My main thrust here is that studying morality requires a commitment to reality. Most people do not make such a commitment, and yet talk about good and evil as if they knew perfectly what they were talking about. We do not accept such behaviour in any other fields except sports and politics (the two main areas where everyone believes himself an expert). But unlike sports and politics, morality is a serious business. Promoting the truth can help other people turn their lives around. Promoting falsehood can enslave minds. So if you don't know what you're talking about, please stop talking about morality.

Post a Comment


4 Comments:

At 4/25/2006 4:40 AM, Blogger Simon declaimed...

So are you saying you know what you're talking about?

 
At 4/25/2006 12:09 PM, Blogger Aaron Kinney declaimed...

Seet post Franc!
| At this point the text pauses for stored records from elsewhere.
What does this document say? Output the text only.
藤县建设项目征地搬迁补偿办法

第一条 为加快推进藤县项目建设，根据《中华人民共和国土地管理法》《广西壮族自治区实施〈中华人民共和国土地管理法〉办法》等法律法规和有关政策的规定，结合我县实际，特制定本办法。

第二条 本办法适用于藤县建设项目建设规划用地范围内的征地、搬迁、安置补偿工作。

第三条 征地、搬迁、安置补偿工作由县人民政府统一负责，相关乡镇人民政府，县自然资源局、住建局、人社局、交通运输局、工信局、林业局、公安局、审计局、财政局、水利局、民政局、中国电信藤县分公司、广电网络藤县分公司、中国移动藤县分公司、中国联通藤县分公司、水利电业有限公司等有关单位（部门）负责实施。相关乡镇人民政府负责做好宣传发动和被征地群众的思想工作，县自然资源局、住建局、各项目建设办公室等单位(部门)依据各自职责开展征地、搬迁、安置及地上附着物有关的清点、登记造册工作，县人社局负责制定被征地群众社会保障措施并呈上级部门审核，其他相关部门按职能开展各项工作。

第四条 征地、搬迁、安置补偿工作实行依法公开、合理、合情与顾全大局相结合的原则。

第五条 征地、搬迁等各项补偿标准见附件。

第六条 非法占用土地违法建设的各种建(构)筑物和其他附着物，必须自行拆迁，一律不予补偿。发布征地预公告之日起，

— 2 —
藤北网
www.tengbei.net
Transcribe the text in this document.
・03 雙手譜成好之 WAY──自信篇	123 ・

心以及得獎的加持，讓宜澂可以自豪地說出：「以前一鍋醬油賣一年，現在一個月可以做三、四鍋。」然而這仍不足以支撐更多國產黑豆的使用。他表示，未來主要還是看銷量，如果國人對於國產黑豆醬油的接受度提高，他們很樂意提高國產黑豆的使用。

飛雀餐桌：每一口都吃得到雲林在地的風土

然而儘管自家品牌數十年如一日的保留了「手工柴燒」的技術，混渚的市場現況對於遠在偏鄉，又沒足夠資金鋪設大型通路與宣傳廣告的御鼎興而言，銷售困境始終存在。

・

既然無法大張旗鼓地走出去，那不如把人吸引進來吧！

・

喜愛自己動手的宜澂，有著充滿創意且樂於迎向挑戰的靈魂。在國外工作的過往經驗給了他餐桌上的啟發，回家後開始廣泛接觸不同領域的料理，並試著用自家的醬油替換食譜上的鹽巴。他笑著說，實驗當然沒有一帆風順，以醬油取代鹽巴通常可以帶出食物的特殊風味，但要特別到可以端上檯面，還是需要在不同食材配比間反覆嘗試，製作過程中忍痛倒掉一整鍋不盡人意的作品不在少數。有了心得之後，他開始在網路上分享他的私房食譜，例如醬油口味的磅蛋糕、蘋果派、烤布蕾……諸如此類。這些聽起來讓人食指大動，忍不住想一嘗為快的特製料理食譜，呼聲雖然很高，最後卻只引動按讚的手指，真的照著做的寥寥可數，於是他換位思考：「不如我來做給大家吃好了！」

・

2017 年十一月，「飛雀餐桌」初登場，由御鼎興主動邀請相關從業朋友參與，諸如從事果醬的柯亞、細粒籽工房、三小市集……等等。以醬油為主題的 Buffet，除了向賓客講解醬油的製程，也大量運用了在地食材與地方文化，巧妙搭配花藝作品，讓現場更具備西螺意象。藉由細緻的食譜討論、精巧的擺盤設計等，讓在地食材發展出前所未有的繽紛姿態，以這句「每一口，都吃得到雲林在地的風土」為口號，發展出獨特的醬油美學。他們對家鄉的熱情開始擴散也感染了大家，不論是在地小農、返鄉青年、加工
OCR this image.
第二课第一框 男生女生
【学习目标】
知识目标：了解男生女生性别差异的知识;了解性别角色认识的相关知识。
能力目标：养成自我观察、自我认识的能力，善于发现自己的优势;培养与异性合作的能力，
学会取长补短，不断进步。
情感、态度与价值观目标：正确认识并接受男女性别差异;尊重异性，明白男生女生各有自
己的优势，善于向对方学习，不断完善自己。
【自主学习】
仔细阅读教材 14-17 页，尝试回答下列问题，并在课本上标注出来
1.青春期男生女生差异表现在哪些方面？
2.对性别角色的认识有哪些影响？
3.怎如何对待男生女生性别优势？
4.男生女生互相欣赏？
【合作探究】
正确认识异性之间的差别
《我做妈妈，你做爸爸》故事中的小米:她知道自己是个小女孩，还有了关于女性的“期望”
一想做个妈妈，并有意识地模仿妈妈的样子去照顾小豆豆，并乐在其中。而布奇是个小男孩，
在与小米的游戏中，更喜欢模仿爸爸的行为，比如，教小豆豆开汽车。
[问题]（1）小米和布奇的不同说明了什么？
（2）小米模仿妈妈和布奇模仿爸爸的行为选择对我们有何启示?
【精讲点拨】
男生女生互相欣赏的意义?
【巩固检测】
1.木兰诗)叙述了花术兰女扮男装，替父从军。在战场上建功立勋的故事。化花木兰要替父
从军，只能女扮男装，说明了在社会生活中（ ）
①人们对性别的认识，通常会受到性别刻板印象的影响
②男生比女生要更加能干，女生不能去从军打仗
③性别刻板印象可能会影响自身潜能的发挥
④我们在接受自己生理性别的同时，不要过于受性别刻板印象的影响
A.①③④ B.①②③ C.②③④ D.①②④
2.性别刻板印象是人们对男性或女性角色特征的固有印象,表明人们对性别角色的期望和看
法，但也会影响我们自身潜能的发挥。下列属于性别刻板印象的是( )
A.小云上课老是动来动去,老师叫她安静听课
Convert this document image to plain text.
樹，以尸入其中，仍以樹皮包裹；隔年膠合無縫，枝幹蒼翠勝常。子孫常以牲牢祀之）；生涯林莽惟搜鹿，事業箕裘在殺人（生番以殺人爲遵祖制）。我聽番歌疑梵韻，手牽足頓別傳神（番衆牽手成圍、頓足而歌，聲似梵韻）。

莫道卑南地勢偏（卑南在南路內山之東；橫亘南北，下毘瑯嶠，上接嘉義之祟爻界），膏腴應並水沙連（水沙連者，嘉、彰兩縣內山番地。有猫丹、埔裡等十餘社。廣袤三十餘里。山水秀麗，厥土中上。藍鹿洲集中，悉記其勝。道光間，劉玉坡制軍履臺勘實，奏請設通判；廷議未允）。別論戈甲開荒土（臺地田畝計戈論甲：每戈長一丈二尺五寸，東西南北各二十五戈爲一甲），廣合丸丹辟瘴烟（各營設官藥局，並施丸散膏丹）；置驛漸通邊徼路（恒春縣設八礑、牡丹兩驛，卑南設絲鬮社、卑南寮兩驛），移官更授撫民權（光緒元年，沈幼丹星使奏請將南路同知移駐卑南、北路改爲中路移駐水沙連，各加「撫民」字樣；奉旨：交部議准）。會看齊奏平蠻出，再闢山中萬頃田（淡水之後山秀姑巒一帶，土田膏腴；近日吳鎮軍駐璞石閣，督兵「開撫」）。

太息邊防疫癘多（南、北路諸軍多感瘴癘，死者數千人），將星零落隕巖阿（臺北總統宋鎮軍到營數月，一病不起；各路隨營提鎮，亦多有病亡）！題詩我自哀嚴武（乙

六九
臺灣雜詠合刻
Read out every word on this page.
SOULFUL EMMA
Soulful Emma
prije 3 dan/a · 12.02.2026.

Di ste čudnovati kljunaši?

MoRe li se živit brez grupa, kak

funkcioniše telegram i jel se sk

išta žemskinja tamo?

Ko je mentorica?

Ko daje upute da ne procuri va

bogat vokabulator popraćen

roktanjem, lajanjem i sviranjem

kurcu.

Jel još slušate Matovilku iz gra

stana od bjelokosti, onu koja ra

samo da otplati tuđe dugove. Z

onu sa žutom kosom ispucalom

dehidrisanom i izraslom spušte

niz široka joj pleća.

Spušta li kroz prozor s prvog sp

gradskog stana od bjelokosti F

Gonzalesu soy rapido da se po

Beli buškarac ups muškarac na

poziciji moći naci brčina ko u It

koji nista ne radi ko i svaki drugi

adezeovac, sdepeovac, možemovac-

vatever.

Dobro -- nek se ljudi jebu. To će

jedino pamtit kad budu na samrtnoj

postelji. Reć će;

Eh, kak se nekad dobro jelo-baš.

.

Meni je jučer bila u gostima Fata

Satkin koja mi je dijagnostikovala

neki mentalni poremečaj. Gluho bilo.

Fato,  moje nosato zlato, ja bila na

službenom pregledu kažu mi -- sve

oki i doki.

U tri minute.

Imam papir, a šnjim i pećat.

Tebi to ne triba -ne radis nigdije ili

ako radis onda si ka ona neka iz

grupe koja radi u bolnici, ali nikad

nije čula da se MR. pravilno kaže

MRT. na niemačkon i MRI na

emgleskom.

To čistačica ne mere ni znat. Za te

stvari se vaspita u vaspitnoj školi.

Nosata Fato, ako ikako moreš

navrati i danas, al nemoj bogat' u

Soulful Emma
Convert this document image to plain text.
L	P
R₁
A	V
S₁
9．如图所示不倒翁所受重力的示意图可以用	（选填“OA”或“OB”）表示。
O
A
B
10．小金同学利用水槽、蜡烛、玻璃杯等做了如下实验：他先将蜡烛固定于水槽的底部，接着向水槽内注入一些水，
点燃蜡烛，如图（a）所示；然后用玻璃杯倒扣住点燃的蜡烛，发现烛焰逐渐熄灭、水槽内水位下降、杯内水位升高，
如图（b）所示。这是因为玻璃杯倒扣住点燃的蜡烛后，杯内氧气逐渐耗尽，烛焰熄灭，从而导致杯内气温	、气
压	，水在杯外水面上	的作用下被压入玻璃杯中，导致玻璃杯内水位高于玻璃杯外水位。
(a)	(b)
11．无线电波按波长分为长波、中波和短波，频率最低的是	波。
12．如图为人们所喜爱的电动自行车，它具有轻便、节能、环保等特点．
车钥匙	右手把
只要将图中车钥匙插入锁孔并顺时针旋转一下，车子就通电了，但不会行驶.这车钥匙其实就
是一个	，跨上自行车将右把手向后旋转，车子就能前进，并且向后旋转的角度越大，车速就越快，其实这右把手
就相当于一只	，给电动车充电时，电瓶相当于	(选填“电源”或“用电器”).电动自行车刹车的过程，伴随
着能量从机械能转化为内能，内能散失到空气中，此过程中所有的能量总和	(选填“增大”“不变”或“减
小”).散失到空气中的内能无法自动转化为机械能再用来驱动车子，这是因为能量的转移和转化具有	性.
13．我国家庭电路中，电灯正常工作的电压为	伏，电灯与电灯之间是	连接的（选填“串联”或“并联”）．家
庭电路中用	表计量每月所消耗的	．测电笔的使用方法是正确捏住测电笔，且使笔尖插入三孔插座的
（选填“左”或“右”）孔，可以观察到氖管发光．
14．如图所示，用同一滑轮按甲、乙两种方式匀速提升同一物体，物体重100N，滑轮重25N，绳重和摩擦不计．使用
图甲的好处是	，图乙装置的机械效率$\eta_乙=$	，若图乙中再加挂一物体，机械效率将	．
This is one that Francesthemagnificent really needs to read.

 
At 4/25/2006 1:32 PM, Blogger Francois Tremblay declaimed...

simon : I am a revolutionary because I dare to say that morality should be based on facts.

 
At 4/26/2006 8:07 AM, Blogger Mike declaimed...

"People don't want to have to measure up to any standard, and they hate people who do."

Yeah, Christians say the same thing, especially Calvinists. Surprise surprise, you contradict yourself in exactly the same way Calvinists do:

". . . the comfort you get in conforming to a religion or culture."

So which is it? People want to conform to a standard, or they want to reject standards?

Human beings are volitional beings who can establish their own values.

I'm surprised you don't see this, but it is easy to follow this sentence down a route of moral relativism or even moral skepticism.

As I understand it, you define morality as rational action dedicated to preserving values, yes?

I think you'll have a hard time finding people who disregard the importance of acting rationally to preserve values. Even Nietzsche would happily endorse such a statement. If you think you can attack other perspectives on morality from this position, you're only ever going to engage strawmen.

The problem is that there are no universal values. I can find you humans that reject the value of wealth, and hell, I can find you humans that reject the value of knowledge. I can also find you humans that reject the value of visibility/recognition.

Both you and I may disagree with these people about the value of these things, but the point still stands: Human beings are volitional beings who can establish their own values.

There will alway be a grand multiplicity of values. Therefore there will always be a vast multiplicity of rational actions to preserve those values.

Nearly any action imaginable could count as a moral action, under your very own definition.